To retrieve the modified content instead of the target table, the data modification statement in the WITH clause should include the RETURNING clause. This clause creates a temporary table that can be accessed by the rest of the query. If a data modification statement in the WITH statement lacks a RETURNING clause, it cannot form a temporary table and cannot be referenced in the remaining queries.

If the RECURSIVE keyword is declare, recursive self-reference is not allowed in data modification statements. In some cases, you can bypass this restriction by referencing the output of recursive the WITH statement. For example:

1
2
3
4
5
6
7
8
9
WITH RECURSIVE included_parts(sub_part, part) AS (
     SELECT sub_part, part FROM parts WHERE part = 'our_product'
   UNION ALL
     SELECT p.sub_part, p.part
     FROM included_parts pr, parts p
     WHERE p.part = pr.sub_part
   ) 
DELETE FROM parts
   WHERE part IN (SELECT part FROM included_parts);

This query will remove all direct or indirect subparts of a product.

The substatements in the WITH clause are executed at the same time as the main query. Therefore, when using the data modification statement in a WITH statement, the actual update order is in an unpredictable manner. All statements are executed in the same snapshot, and the effect of the statements is invisible on the target table. This mitigates the unpredictability of the actual order of row updates and means that RETURNING data is the only way to convey changes between different WITH substatements and the main query.

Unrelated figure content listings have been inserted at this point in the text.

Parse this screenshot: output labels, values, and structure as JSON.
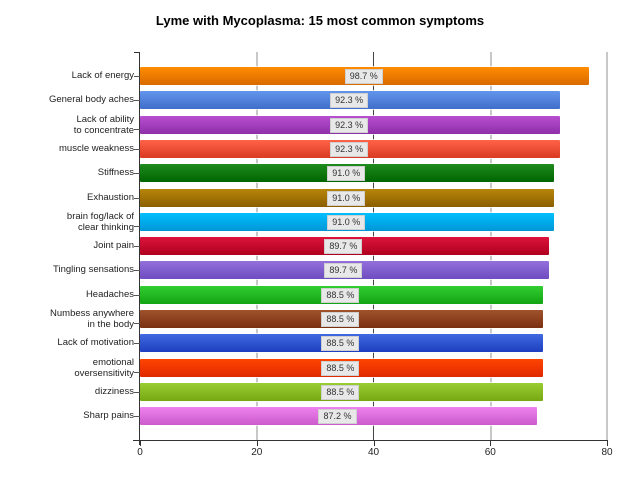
{
  "chart_data": {
    "type": "bar",
    "orientation": "horizontal",
    "title": "Lyme with Mycoplasma: 15 most common symptoms",
    "xlabel": "",
    "ylabel": "",
    "xlim": [
      0,
      80
    ],
    "xticks": [
      "0",
      "20",
      "40",
      "60",
      "80"
    ],
    "grid": true,
    "legend": "none",
    "categories": [
      "Lack of energy",
      "General body aches",
      "Lack of ability to concentrate",
      "muscle weakness",
      "Stiffness",
      "Exhaustion",
      "brain fog/lack of clear thinking",
      "Joint pain",
      "Tingling sensations",
      "Headaches",
      "Numbess anywhere in the body",
      "Lack of motivation",
      "emotional oversensitivity",
      "dizziness",
      "Sharp pains"
    ],
    "values": [
      77,
      72,
      72,
      72,
      71,
      71,
      71,
      70,
      70,
      69,
      69,
      69,
      69,
      69,
      68
    ],
    "data_labels": [
      "98.7 %",
      "92.3 %",
      "92.3 %",
      "92.3 %",
      "91.0 %",
      "91.0 %",
      "91.0 %",
      "89.7 %",
      "89.7 %",
      "88.5 %",
      "88.5 %",
      "88.5 %",
      "88.5 %",
      "88.5 %",
      "87.2 %"
    ]
  },
  "bars": [
    {
      "label1": "Lack of energy",
      "label2": "",
      "value": 77,
      "pct": "98.7 %",
      "c1": "#ff8c00",
      "c2": "#d96a00"
    },
    {
      "label1": "General body aches",
      "label2": "",
      "value": 72,
      "pct": "92.3 %",
      "c1": "#6495ed",
      "c2": "#3f6fc9"
    },
    {
      "label1": "Lack of ability",
      "label2": "to concentrate",
      "value": 72,
      "pct": "92.3 %",
      "c1": "#b84fd0",
      "c2": "#8e2fa8"
    },
    {
      "label1": "muscle weakness",
      "label2": "",
      "value": 72,
      "pct": "92.3 %",
      "c1": "#ff6347",
      "c2": "#d83a22"
    },
    {
      "label1": "Stiffness",
      "label2": "",
      "value": 71,
      "pct": "91.0 %",
      "c1": "#1e8c1e",
      "c2": "#006400"
    },
    {
      "label1": "Exhaustion",
      "label2": "",
      "value": 71,
      "pct": "91.0 %",
      "c1": "#b8860b",
      "c2": "#8b5e00"
    },
    {
      "label1": "brain fog/lack of",
      "label2": "clear thinking",
      "value": 71,
      "pct": "91.0 %",
      "c1": "#00bfff",
      "c2": "#0096d6"
    },
    {
      "label1": "Joint pain",
      "label2": "",
      "value": 70,
      "pct": "89.7 %",
      "c1": "#dc143c",
      "c2": "#b0001e"
    },
    {
      "label1": "Tingling sensations",
      "label2": "",
      "value": 70,
      "pct": "89.7 %",
      "c1": "#9370db",
      "c2": "#6f4cc0"
    },
    {
      "label1": "Headaches",
      "label2": "",
      "value": 69,
      "pct": "88.5 %",
      "c1": "#32cd32",
      "c2": "#12a512"
    },
    {
      "label1": "Numbess anywhere",
      "label2": "in the body",
      "value": 69,
      "pct": "88.5 %",
      "c1": "#a0522d",
      "c2": "#7a3010"
    },
    {
      "label1": "Lack of motivation",
      "label2": "",
      "value": 69,
      "pct": "88.5 %",
      "c1": "#4169e1",
      "c2": "#1e3fbf"
    },
    {
      "label1": "emotional",
      "label2": "oversensitivity",
      "value": 69,
      "pct": "88.5 %",
      "c1": "#ff4500",
      "c2": "#e02800"
    },
    {
      "label1": "dizziness",
      "label2": "",
      "value": 69,
      "pct": "88.5 %",
      "c1": "#9acd32",
      "c2": "#76a812"
    },
    {
      "label1": "Sharp pains",
      "label2": "",
      "value": 68,
      "pct": "87.2 %",
      "c1": "#ee82ee",
      "c2": "#cc5acc"
    }
  ]
}
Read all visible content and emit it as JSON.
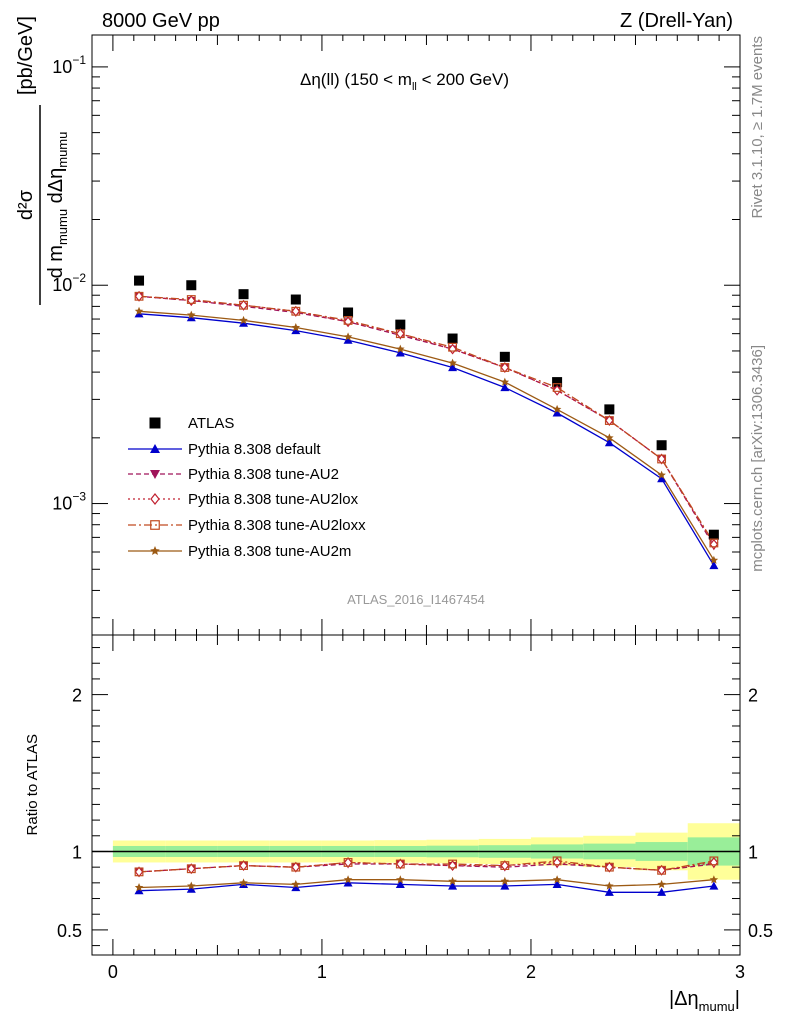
{
  "header": {
    "left": "8000 GeV pp",
    "right": "Z (Drell-Yan)"
  },
  "side_labels": {
    "rivet": "Rivet 3.1.10, ≥ 1.7M events",
    "mcplots": "mcplots.cern.ch [arXiv:1306.3436]"
  },
  "chart_data": [
    {
      "type": "line",
      "panel": "main",
      "title_main": "Δη(ll) (150 < m",
      "title_sub": "ll",
      "title_tail": " < 200 GeV)",
      "watermark": "ATLAS_2016_I1467454",
      "ylabel_unit": "[pb/GeV]",
      "ylabel_num": "d²σ",
      "ylabel_den_d1": "d m",
      "ylabel_den_sub1": "mumu",
      "ylabel_den_d2": " dΔη",
      "ylabel_den_sub2": "mumu",
      "yscale": "log",
      "ylim": [
        0.00025,
        0.14
      ],
      "xlim": [
        -0.1,
        3.0
      ],
      "yticks": [
        {
          "base": "10",
          "exp": "−1",
          "value": 0.1
        },
        {
          "base": "10",
          "exp": "−2",
          "value": 0.01
        },
        {
          "base": "10",
          "exp": "−3",
          "value": 0.001
        }
      ],
      "x": [
        0.125,
        0.375,
        0.625,
        0.875,
        1.125,
        1.375,
        1.625,
        1.875,
        2.125,
        2.375,
        2.625,
        2.875
      ],
      "legend_position": "center-left",
      "series": [
        {
          "name": "ATLAS",
          "color": "#000000",
          "marker": "square",
          "dash": "",
          "line": false,
          "values": [
            0.0105,
            0.01,
            0.0091,
            0.0086,
            0.0075,
            0.0066,
            0.0057,
            0.0047,
            0.0036,
            0.0027,
            0.00185,
            0.00072
          ]
        },
        {
          "name": "Pythia 8.308 default",
          "color": "#0000cc",
          "marker": "triangle-up",
          "dash": "",
          "line": true,
          "values": [
            0.0074,
            0.0071,
            0.0067,
            0.0062,
            0.0056,
            0.0049,
            0.0042,
            0.0034,
            0.0026,
            0.0019,
            0.0013,
            0.00052
          ]
        },
        {
          "name": "Pythia 8.308 tune-AU2",
          "color": "#a0145a",
          "marker": "triangle-down",
          "dash": "5,3",
          "line": true,
          "values": [
            0.0089,
            0.0085,
            0.008,
            0.0075,
            0.0068,
            0.0059,
            0.0051,
            0.0042,
            0.0033,
            0.0024,
            0.0016,
            0.00064
          ]
        },
        {
          "name": "Pythia 8.308 tune-AU2lox",
          "color": "#c02030",
          "marker": "diamond-open",
          "dash": "2,3",
          "line": true,
          "values": [
            0.0089,
            0.0085,
            0.0081,
            0.0076,
            0.0068,
            0.006,
            0.0051,
            0.0042,
            0.0033,
            0.0024,
            0.0016,
            0.00065
          ]
        },
        {
          "name": "Pythia 8.308 tune-AU2loxx",
          "color": "#c04a20",
          "marker": "square-open",
          "dash": "8,3,2,3",
          "line": true,
          "values": [
            0.0089,
            0.0086,
            0.0081,
            0.0076,
            0.0069,
            0.006,
            0.0052,
            0.0042,
            0.0034,
            0.0024,
            0.0016,
            0.00066
          ]
        },
        {
          "name": "Pythia 8.308 tune-AU2m",
          "color": "#9c5a14",
          "marker": "star",
          "dash": "",
          "line": true,
          "values": [
            0.0076,
            0.0073,
            0.0069,
            0.0064,
            0.0058,
            0.0051,
            0.0044,
            0.0036,
            0.0027,
            0.002,
            0.00135,
            0.00055
          ]
        }
      ]
    },
    {
      "type": "line",
      "panel": "ratio",
      "ylabel": "Ratio to ATLAS",
      "xlabel_main": "|Δη",
      "xlabel_sub": "mumu",
      "xlabel_tail": "|",
      "ylim": [
        0.34,
        2.38
      ],
      "xlim": [
        -0.1,
        3.0
      ],
      "yticks": [
        0.5,
        1,
        2
      ],
      "ytick_labels": [
        "0.5",
        "1",
        "2"
      ],
      "xticks": [
        0,
        1,
        2,
        3
      ],
      "xtick_labels": [
        "0",
        "1",
        "2",
        "3"
      ],
      "x": [
        0.125,
        0.375,
        0.625,
        0.875,
        1.125,
        1.375,
        1.625,
        1.875,
        2.125,
        2.375,
        2.625,
        2.875
      ],
      "band_green": [
        0.035,
        0.035,
        0.035,
        0.035,
        0.035,
        0.035,
        0.037,
        0.04,
        0.045,
        0.05,
        0.06,
        0.09
      ],
      "band_yellow": [
        0.07,
        0.07,
        0.07,
        0.07,
        0.07,
        0.072,
        0.075,
        0.08,
        0.09,
        0.1,
        0.12,
        0.18
      ],
      "series": [
        {
          "name": "Pythia 8.308 default",
          "values": [
            0.75,
            0.76,
            0.79,
            0.77,
            0.8,
            0.79,
            0.78,
            0.78,
            0.79,
            0.74,
            0.74,
            0.78
          ]
        },
        {
          "name": "Pythia 8.308 tune-AU2",
          "values": [
            0.87,
            0.89,
            0.91,
            0.9,
            0.92,
            0.92,
            0.91,
            0.9,
            0.92,
            0.9,
            0.88,
            0.92
          ]
        },
        {
          "name": "Pythia 8.308 tune-AU2lox",
          "values": [
            0.87,
            0.89,
            0.91,
            0.9,
            0.93,
            0.92,
            0.91,
            0.91,
            0.93,
            0.9,
            0.88,
            0.93
          ]
        },
        {
          "name": "Pythia 8.308 tune-AU2loxx",
          "values": [
            0.87,
            0.89,
            0.91,
            0.9,
            0.93,
            0.92,
            0.92,
            0.91,
            0.94,
            0.9,
            0.88,
            0.94
          ]
        },
        {
          "name": "Pythia 8.308 tune-AU2m",
          "values": [
            0.77,
            0.78,
            0.8,
            0.79,
            0.82,
            0.82,
            0.81,
            0.81,
            0.82,
            0.78,
            0.79,
            0.82
          ]
        }
      ]
    }
  ]
}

In this example, the outer layer SELECT can return the data before the update.

1
2
3
4
WITH t AS (
     UPDATE tree SET id = id + 1
     RETURNING * ) 
SELECT * FROM tree;

In this example, the external SELECT returns the updated data.

1
2
3
4
WITH t AS (     
UPDATE tree SET id = id + 1
     RETURNING * )
SELECT * FROM t;

The same row cannot be updated twice in a single statement. Otherwise, the update effect will be unpredictable. If only one update takes effect, it is difficult (and sometimes impossible) to predict which one takes effect.